Providing “a darker view,” according to curator Fletcher, Isamu Noguchi is another artist whom I would not classify as a surrealist. Indeed, the Noguchi foundation’s website says the artist didn’t belong to any school or movement but “collaborated with artists working in a range of media.” Those artists include my beloved dance teacher, Erick Hawkins, for whom Noguchi designed beautiful stage sets. In any event, after the bombing of Pearl Harbor, Noguchi was incarcerated for seven months at an Arizona internment camp for Japanese-Americans. The foundation’s website tells us that he asked to be placed there as part of his activism on behalf of Nisei writers and artists.

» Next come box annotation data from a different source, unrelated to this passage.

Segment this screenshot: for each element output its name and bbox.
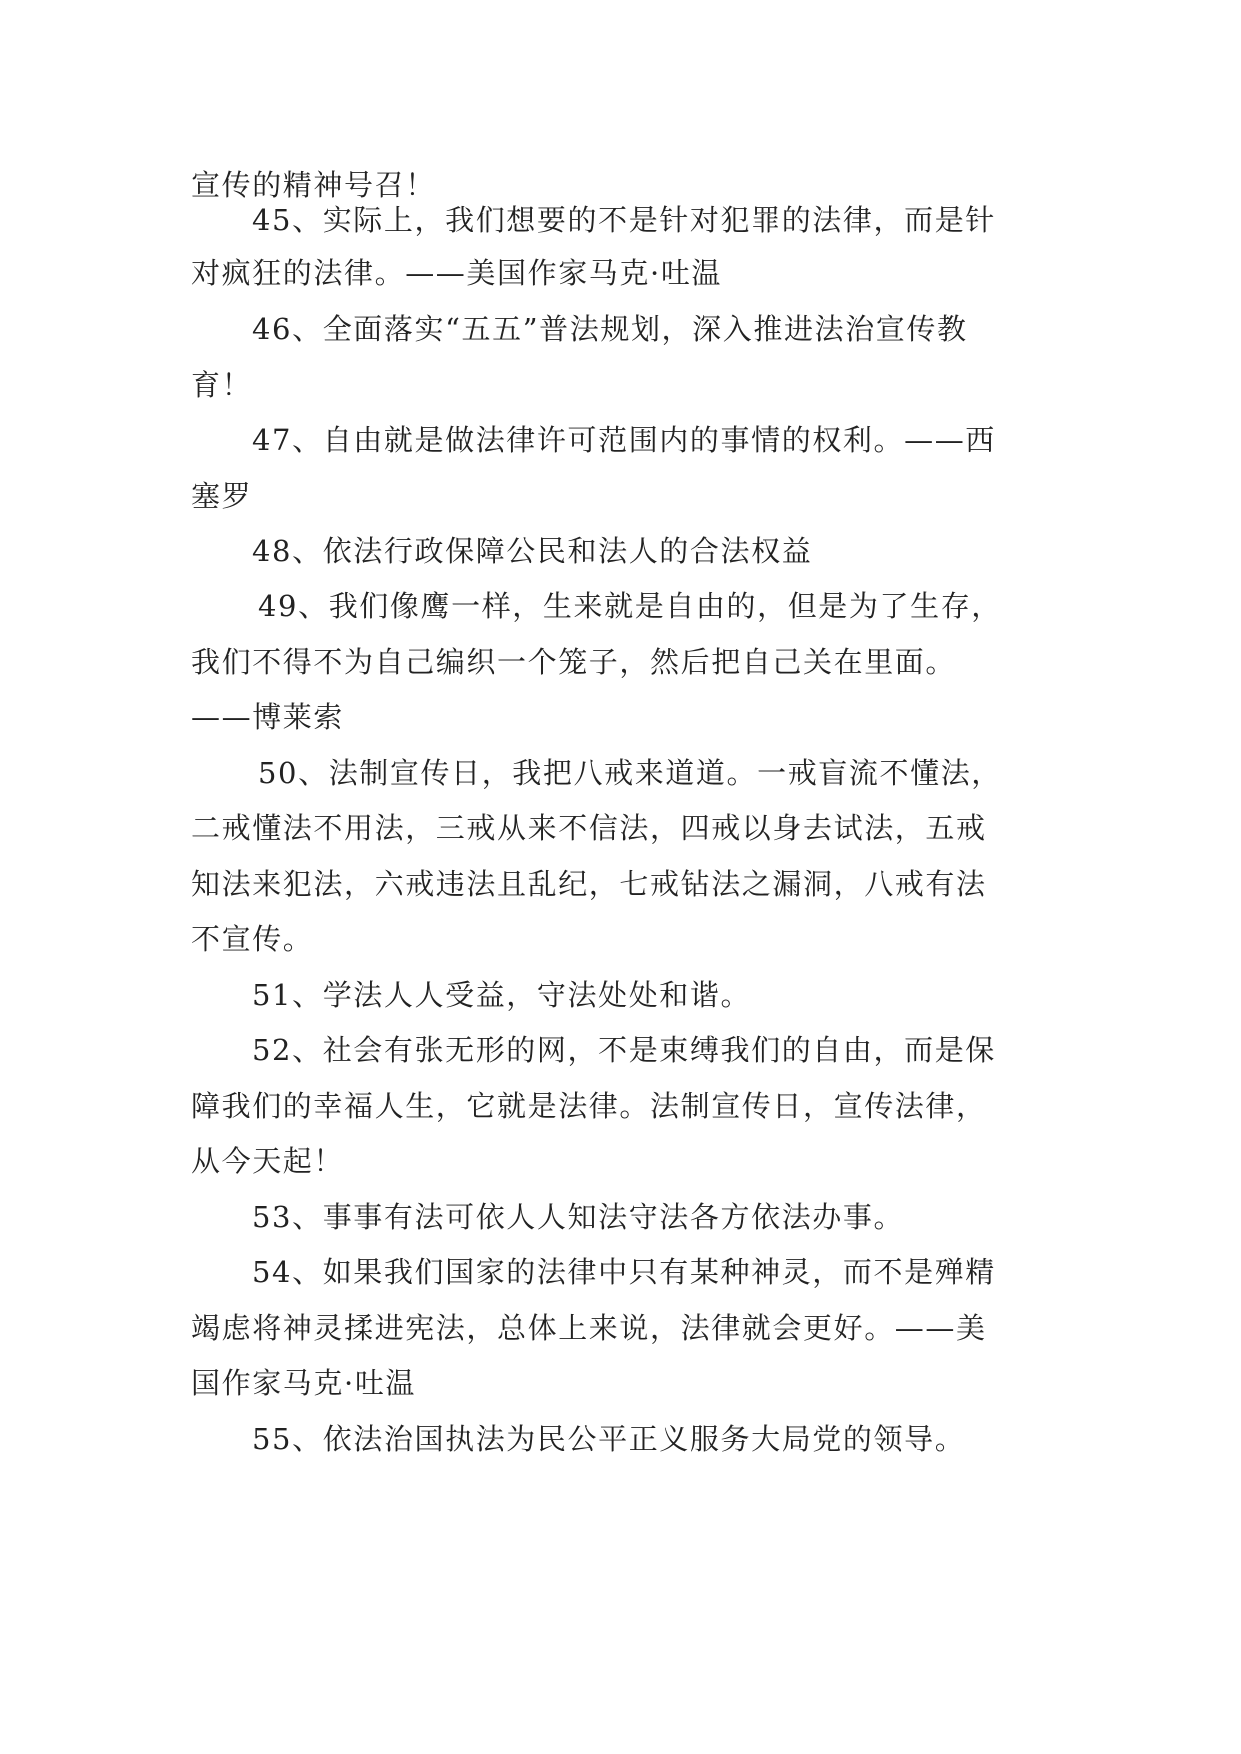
- text-line-22: 竭虑将神灵揉进宪法，总体上来说，法律就会更好。——美: [191, 1311, 987, 1345]
- text-line-4: 46、全面落实“五五”普法规划，深入推进法治宣传教: [252, 312, 968, 346]
- text-line-12: 50、法制宣传日，我把八戒来道道。一戒盲流不懂法，: [258, 756, 1002, 790]
- text-line-18: 障我们的幸福人生，它就是法律。法制宣传日，宣传法律，: [191, 1089, 987, 1123]
- text-line-13: 二戒懂法不用法，三戒从来不信法，四戒以身去试法，五戒: [191, 811, 987, 845]
- text-line-10: 我们不得不为自己编织一个笼子，然后把自己关在里面。: [191, 645, 957, 679]
- text-line-2: 45、实际上，我们想要的不是针对犯罪的法律，而是针: [252, 203, 996, 237]
- text-line-1: 宣传的精神号召！: [191, 168, 436, 202]
- text-line-21: 54、如果我们国家的法律中只有某种神灵，而不是殚精: [252, 1255, 996, 1289]
- text-line-11: ——博莱索: [191, 700, 345, 734]
- text-line-14: 知法来犯法，六戒违法且乱纪，七戒钻法之漏洞，八戒有法: [191, 867, 987, 901]
- text-line-20: 53、事事有法可依人人知法守法各方依法办事。: [252, 1200, 905, 1234]
- text-line-5: 育！: [191, 368, 253, 402]
- text-line-8: 48、依法行政保障公民和法人的合法权益: [252, 534, 813, 568]
- text-line-16: 51、学法人人受益，守法处处和谐。: [252, 978, 752, 1012]
- text-line-23: 国作家马克·吐温: [191, 1366, 417, 1400]
- text-line-7: 塞罗: [191, 479, 253, 513]
- text-line-17: 52、社会有张无形的网，不是束缚我们的自由，而是保: [252, 1033, 996, 1067]
- text-line-9: 49、我们像鹰一样，生来就是自由的，但是为了生存，: [258, 589, 1002, 623]
- text-line-19: 从今天起！: [191, 1144, 345, 1178]
- text-line-6: 47、自由就是做法律许可范围内的事情的权利。——西: [252, 423, 996, 457]
- text-line-3: 对疯狂的法律。——美国作家马克·吐温: [191, 256, 723, 290]
- text-line-24: 55、依法治国执法为民公平正义服务大局党的领导。: [252, 1422, 966, 1456]
- text-line-15: 不宣传。: [191, 922, 314, 956]
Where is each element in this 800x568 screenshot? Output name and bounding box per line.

Of his experience at the camp, Noguchi wrote, “The memory of Arizona was like that of the moonscape of the mind…Not given the actual space of freedom, one makes its equivalent…where the imagination may roam to the further limits of possibilities, to the moon and beyond.” Made of cement, electric lights, cork, and string, “Lunar Landscape,” 1943-44, is his testament to the experience.
In a gallery called “Industrial Strength Surrealism,” I was thrilled to see Alexander Calder’s “Fish,” (metal, wood, painted metal, glass
and ceramic), 1944, an old friend featured in my novel, Still Life with Aftershocks. You’ll also see it in the banner on this website. In this show, the piece is hung at eye level. Denizens of DC are used to seeing “Fish” float above them in the Calder room in the East Building of the National Gallery of Art, now closed for renovation.
Forged from farm implements and scrap metal, David Smith’s “Agricola 1,” steel and paint, 1951-52, is perhaps a better example of industrial art. This sculpture, with its bold and forthright abstraction, has a spirited presence. Once again, this admired artist would not fit my formerly narrow idea of a surrealist. No matter – I appreciated the more inclusive vision of the curator.
And I hope you, dear reader, have enjoyed this glimpse – especially if you don’t get to see the show before it closes February 15, 2016.